With 2014 marking 450 years since the birth of playwright William Shakespeare, London is preparing for a year-long celebration. Whether it’s watching the world tour of Hamlet which opens on April 23,2014 at Shakespeare’s Globe, or visiting an exhibition dedicated to his life at the V&A, there’s plenty to keep even the most dedicated of fans enthralled.
Julie Chappell, director of consumer marketing and digital channels, London and Partners, said, “London is the perfect destination to celebrate Shakespeare’s anniversary, as it was here that he debuted some of his most famous plays. Hundreds of years later we are still experiencing his astounding legacy through London’s theatres, museums and literary attractions.”
The open air theatre’s 2014 season will mark the writer’s anniversary with new productions of Antony and Cleopatra, Julius Caesar and The Comedy of Errors. A world tour of Hamlet Globe to Globe will begin at Shakespeare’s Globe on April 23, 2014 and tour every country in the world over a two-year period.
A new indoor theatre will also open at the Globe named after its visionary founder – the Sam Wanamaker Playhouse. Opening this month, the candlelit venue’s first performance will be the The Duchess of Malfi.
Open all year round, the Globe Exhibition and Tour gives visitors an opportunity to learn more about the unique building and its most famous playwright. Based under the Globe Theatre, the engaging and informative exhibition explores the life of Shakespeare, the London where he lived and the theatre for which he wrote.
Middle Temple Hall
The first performance of Shakespeare’s Twelfth Night is said to have taken place in the Hall in 1602 with Queen Elizabeth I in attendance.
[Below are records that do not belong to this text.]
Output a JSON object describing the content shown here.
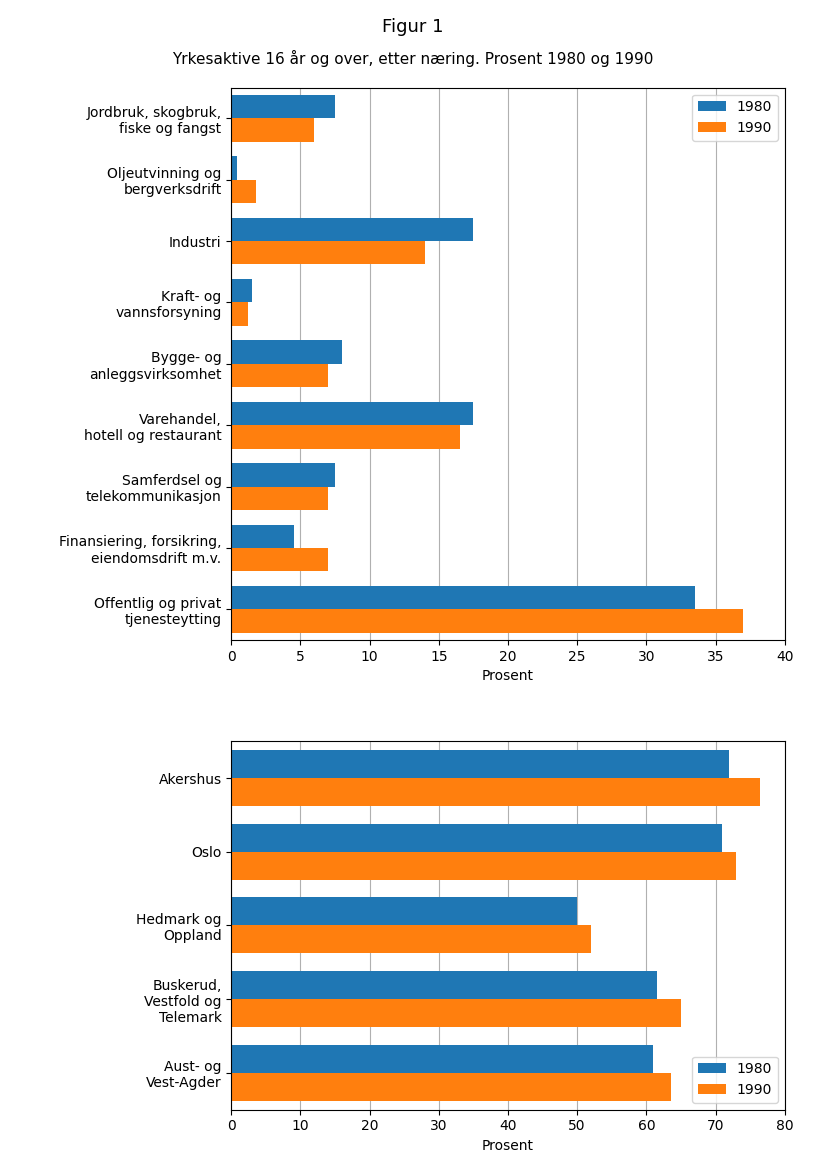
{
  "title": "Figur 1",
  "subtitle": "Yrkesaktive 16 år og over, etter næring. Prosent 1980 og 1990",
  "chart_data": [
    {
      "type": "bar",
      "orientation": "horizontal",
      "categories": [
        "Jordbruk, skogbruk,\nfiske og fangst",
        "Oljeutvinning og\nbergverksdrift",
        "Industri",
        "Kraft- og\nvannsforsyning",
        "Bygge- og\nanleggsvirksomhet",
        "Varehandel,\nhotell og restaurant",
        "Samferdsel og\ntelekommunikasjon",
        "Finansiering, forsikring,\neiendomsdrift m.v.",
        "Offentlig og privat\ntjenesteytting"
      ],
      "series": [
        {
          "name": "1980",
          "values": [
            7.5,
            0.4,
            17.5,
            1.5,
            8.0,
            17.5,
            7.5,
            4.5,
            33.5
          ]
        },
        {
          "name": "1990",
          "values": [
            6.0,
            1.8,
            14.0,
            1.2,
            7.0,
            16.5,
            7.0,
            7.0,
            37.0
          ]
        }
      ],
      "xlabel": "Prosent",
      "xlim": [
        0,
        40
      ],
      "xticks": [
        0,
        5,
        10,
        15,
        20,
        25,
        30,
        35,
        40
      ],
      "grid": true,
      "legend": "upper right"
    },
    {
      "type": "bar",
      "orientation": "horizontal",
      "categories": [
        "Akershus",
        "Oslo",
        "Hedmark og\nOppland",
        "Buskerud,\nVestfold og\nTelemark",
        "Aust- og\nVest-Agder"
      ],
      "series": [
        {
          "name": "1980",
          "values": [
            72.0,
            71.0,
            50.0,
            61.5,
            61.0
          ]
        },
        {
          "name": "1990",
          "values": [
            76.5,
            73.0,
            52.0,
            65.0,
            63.5
          ]
        }
      ],
      "xlabel": "Prosent",
      "xlim": [
        0,
        80
      ],
      "xticks": [
        0,
        10,
        20,
        30,
        40,
        50,
        60,
        70,
        80
      ],
      "grid": true,
      "legend": "lower right"
    }
  ]
}
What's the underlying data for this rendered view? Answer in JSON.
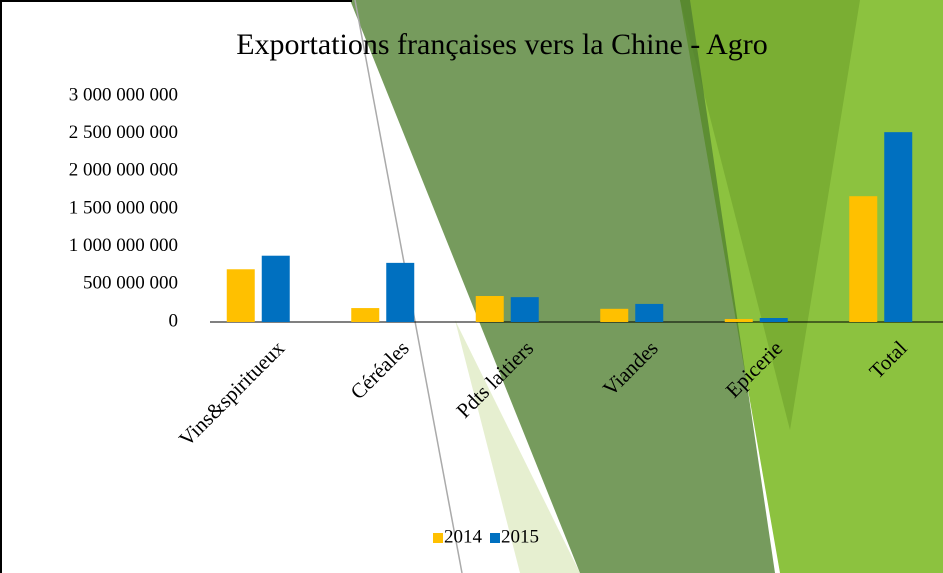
{
  "chart_data": {
    "type": "bar",
    "title": "Exportations françaises vers la Chine - Agro",
    "categories": [
      "Vins&spiritueux",
      "Céréales",
      "Pdts laitiers",
      "Viandes",
      "Epicerie",
      "Total"
    ],
    "series": [
      {
        "name": "2014",
        "color": "#FFC000",
        "values": [
          700000000,
          185000000,
          345000000,
          175000000,
          40000000,
          1670000000
        ]
      },
      {
        "name": "2015",
        "color": "#0070C0",
        "values": [
          880000000,
          785000000,
          330000000,
          240000000,
          53000000,
          2520000000
        ]
      }
    ],
    "ylim": [
      0,
      3000000000
    ],
    "yticks": [
      {
        "value": 0,
        "label": "0"
      },
      {
        "value": 500000000,
        "label": "500 000 000"
      },
      {
        "value": 1000000000,
        "label": "1 000 000 000"
      },
      {
        "value": 1500000000,
        "label": "1 500 000 000"
      },
      {
        "value": 2000000000,
        "label": "2 000 000 000"
      },
      {
        "value": 2500000000,
        "label": "2 500 000 000"
      },
      {
        "value": 3000000000,
        "label": "3 000 000 000"
      }
    ],
    "legend": "bottom"
  }
}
Middle Temple Hall remains virtually unaltered since completion in the 1570’s and is one of the finest Elizabethan Halls in the country. From the moment one arrives onto the cobbles of the lantern-lit Middle Temple Lane, visitors will feel as though they have stepped back in time to somewhere very special.
V&A, Shakespeare: Our Greatest Living Playwright
This immersive installation will examine the enduring influence and popularity of the world’s most famous poet.
Drawing together objects from the V&A collection and interviews with key contemporary practitioners, Shakespeare: Our Greatest Living Playwright (February 8 – September 28, 2014) examines how Shakespeare’s plays have travelled across centuries and continents to be used as a springboard for theatrical re-imaginings and interpretation.
London Walks, Shakespeare’s and Dickens’s London
London Walks takes Shakespeare and Dickens fans back in time visiting half-timbered Elizabethan dwellings and the early 16th-century gatehouse where the Bard went with his plays to the offices of the Elizabethan Master of the Revels.Despite the ravages of time, traces of their London are still well and truly there for all to see.
The Rose Theatre
When it was erected in 1587, The Rose was only the fifth purpose-built theatre in London, and the first on Bankside – an area already rich in other leisure attractions such as brothels, gaming dens and bear-baiting arenas.
Shakespeare’s plays performed at the theatre included Henry VI part I and Titus Andronicus. Once The Globe was built, the Rose disappeared into history in 1603. In 1989 the archaeological site of the Rose was discovered and since then a long campaign to rebuild the theatre has been underway.
Theatre goers can visit the Rose every Saturday or go and see one of the productions including Shakespeare’s Richard III (1 – 26 April 2014).
Shakespeare in Love, Noel Coward Theatre
Seven times Academy Award winning film Shakespeare in Love is to be adapted for the stage and will start its run at the Noel Coward Theatre in the summer of 2014.
Preview performances of this theatre premiere begin in early July, with box office bookings starting in February.
The play will tell the tale of how, plagued by debt, tormented by writer’s block and in desperate need of a new hit, promising new playwright Shakespeare finds his muse in the form of passionate young noblewoman, Viola De Lesseps. Their forbidden love soon draws everyone, including Queen Elizabeth I herself, into the drama and inspires him to write one of the greatest love stories of all time, Romeo and Juliet.